Dieu no lui a point donné la beauté : il serait risible sur un cheval, plus risible encore sur un chameau ; mais, tel qu’il est, ce vizir, comme la plupart des hommes de son pays, recherche l’approbation des femmes, et c’est là ce qui m’a donné son appui. Soyez attentif à ce que je vais vous raconter.

« On m’a prévenu qu’en France les femmes disposaient de la pluie, du soleil et du vent. — Si vous voulez réussir, m’a dit un Français qui m’a semblé un homme sain dans ses jugemens, il faut vous rendre favorable une de ces divinités qui dirigent toutes nos pensées et toutes nos actions : quand vous aurez une femme derrière vous, jetez-vous hardiment dans la mêlée ; jusque-là tenez-vous à l’écart, car vous lutteriez peut-être contre des gens que des femmes protégeraient, et vous seriez vaincu infailliblement. — Alors j’ai formé le projet de chercher un indispensable soutien, et le hasard m’a servi merveilleusement. Votre ami d’Escaïeul m’a conduit chez la duchesse de Glenworth, qui est ce qu’on appelle en France une lionne, c’est-à-dire une créature puissante, qu’on redoute, qu’on flatte et qu’on admire. On me prévint que justement le grand vizir désirait plaire à cette lionne.
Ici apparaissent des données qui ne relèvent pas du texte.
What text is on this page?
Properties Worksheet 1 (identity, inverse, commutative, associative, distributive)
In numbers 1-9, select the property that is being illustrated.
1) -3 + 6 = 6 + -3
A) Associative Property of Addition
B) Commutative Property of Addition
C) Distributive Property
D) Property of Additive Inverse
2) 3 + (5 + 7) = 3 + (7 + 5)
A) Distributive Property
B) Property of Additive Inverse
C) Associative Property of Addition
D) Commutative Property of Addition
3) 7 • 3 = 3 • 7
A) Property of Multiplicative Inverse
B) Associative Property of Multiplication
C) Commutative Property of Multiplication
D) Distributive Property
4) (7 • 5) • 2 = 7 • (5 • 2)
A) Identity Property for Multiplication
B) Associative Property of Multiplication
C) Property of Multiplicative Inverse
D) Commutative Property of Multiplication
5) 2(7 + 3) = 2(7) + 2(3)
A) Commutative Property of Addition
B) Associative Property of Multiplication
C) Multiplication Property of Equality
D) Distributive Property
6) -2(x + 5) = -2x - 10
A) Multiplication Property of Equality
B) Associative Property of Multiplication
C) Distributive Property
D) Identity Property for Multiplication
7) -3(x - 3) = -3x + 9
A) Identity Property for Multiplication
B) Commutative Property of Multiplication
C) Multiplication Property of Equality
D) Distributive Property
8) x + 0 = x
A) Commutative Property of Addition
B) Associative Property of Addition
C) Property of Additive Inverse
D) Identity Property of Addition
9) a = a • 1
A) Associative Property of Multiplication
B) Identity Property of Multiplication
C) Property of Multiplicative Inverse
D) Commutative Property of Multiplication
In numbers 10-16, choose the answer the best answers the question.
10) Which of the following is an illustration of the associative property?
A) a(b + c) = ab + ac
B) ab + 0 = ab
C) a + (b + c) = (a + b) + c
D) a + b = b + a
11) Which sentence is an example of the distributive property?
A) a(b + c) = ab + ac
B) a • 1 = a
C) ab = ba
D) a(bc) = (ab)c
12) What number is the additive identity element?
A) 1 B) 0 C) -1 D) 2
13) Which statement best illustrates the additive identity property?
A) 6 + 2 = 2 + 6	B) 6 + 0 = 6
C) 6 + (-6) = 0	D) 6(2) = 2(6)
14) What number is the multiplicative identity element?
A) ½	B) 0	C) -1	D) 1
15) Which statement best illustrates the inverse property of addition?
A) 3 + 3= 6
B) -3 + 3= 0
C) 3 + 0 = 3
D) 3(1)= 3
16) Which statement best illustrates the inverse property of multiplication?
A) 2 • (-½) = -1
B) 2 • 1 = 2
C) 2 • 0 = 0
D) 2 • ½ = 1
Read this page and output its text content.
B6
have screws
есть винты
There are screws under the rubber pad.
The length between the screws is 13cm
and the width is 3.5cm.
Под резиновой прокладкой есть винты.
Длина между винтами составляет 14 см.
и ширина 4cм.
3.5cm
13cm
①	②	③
« Mais comment allais-je lui plaire moi-même ? C’est ce que je me demandais. Le Français que j’avais interrogé déjà vint encore à mon secours. » Quel charme emploient, dit-il, ceux d’entre vous qui veulent se faire obéir du sultan ? » Je lui répondis : « La flatterie. — Eh bien ! reprit-il, vous savez de quel philtre vous devez vous servir. » Je compris tout de suite la duchesse de Glenworth. Elle a la fierté du djouad, la gravité du marabout, la vanité du taleb ; c’est pourtant une femme après tout, quoiqu’une femme assurément fort dissemblable de toutes celles que nous voyons dans notre pays. Sous les majestueuses apparences qui la recouvrent, on trouve cette substance fragile et légère, destinée à périr tout entière, dont Dieu a pétri la femme.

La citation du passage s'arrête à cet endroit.